Writer, director explores life's changes in 'Pippa'
by Kevin Walker
For Rebecca Miller it's impossible to pinpoint the exact source for the characters and situations in her stories.
"It's a lot like cooking a meal that you make up as you go," said Miller, writer and director of "The Private Lives of Pippa Lee." "It's hard to go back and say exactly what was in the recipe."
There's certainly a lot going into the pot with "Pippa," which is out on DVD this week.
The title character (Robin Wright in a great performance) is a woman approaching 50. She's married to a much older man who, after suffering three heart attacks, moves with her to a retirement community in Connecticut. Pippa develops a sleeping disorder, finds out her husband might be cheating (with someone younger than her), starts to remember her wild past (which included an abusive mom) and meets a troubled-but-sensitive convenience store clerk.
Miller, daughter of playwright Arthur Miller and wife of Daniel Day-Lewis, also wrote the novel that inspired the movie. She spoke recently about the film from her home in Ireland.
The idea for Pippa partially came from a friend Miller came across who had "completely transformed" from her younger years. "I was struck by this idea that sometimes in life we completely change ourselves," Miller said.
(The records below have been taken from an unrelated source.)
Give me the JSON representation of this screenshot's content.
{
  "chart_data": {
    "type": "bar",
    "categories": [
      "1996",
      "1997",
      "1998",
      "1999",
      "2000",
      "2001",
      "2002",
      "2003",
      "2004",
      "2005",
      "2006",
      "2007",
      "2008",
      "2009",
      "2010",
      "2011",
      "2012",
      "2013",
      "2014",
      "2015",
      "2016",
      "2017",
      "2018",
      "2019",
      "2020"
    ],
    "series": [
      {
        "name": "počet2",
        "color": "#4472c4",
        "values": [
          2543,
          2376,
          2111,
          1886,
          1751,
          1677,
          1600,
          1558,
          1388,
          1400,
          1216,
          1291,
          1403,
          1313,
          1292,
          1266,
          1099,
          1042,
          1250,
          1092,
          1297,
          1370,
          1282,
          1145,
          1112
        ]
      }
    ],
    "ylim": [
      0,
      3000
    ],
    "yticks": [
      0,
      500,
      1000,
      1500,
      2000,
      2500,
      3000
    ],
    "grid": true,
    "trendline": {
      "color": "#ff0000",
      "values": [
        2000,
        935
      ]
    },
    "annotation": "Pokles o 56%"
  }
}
That shows throughout the film, as the young, hard-partying Pippa (played by Blake Lively) bears little resemblance to the serene older woman who makes a mean butterfly lamb.
The film is something of a midlife crisis movie for women. Miller said she wanted to make a film about "forgiveness and acceptance," even though Pippa is emotionally abused by her mother, taken advantage of by a friend of her aunt and betrayed by her best friend.
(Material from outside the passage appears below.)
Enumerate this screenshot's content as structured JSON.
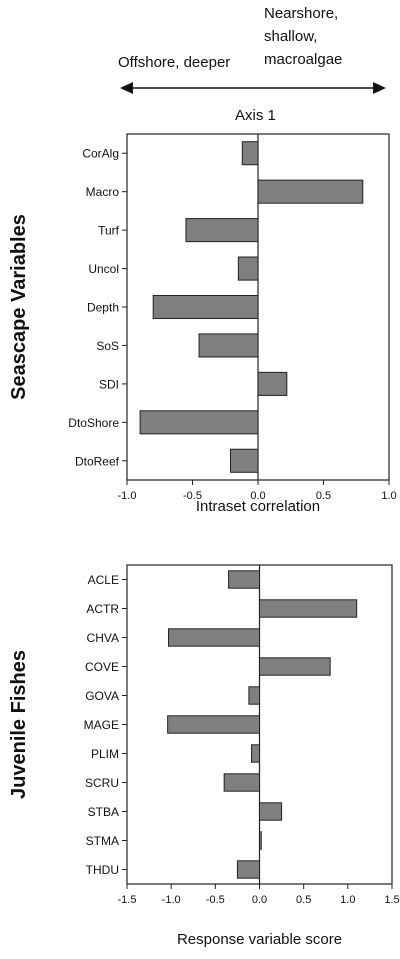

"We live in a culture with talk shows where someone is expected to cry in every interview about their lives," Miller said. "This movie is about a person taking responsibility for herself. Pippa is not the sort of person who sees herself as a victim. That is one of the things that really attracted me to her as a character."
In addition to Wright's work, Keanu Reeves - as the convenience store clerk - delivers a quiet, subtle performance. Miller said Reeves is "a very committed, humble actor, with a lot of openness to ideas." She said she helped him with his performance by creating a "trusting environment."
"That was very important to him. That's the sort of atmosphere I like to create, one where actors feel free to take chances."
Miller specializes in smaller films, including "Personal Velocity: Three Portraits," "The Ballad of Jack and Rose" and "Angela." Getting such films made has become more difficult as the years have passed, she said.
"It's a tough time for independent movies," said Miller. "There is more on an audience for independent or alternative films as time passes and more people become film literate. But the means of reaching them are shrinking. We've seen so many distribution companies just disappear.
"It's a real risk for a company to distribute a movie like this. I feel fortunate that people are still talking about this film and about Robin's performance."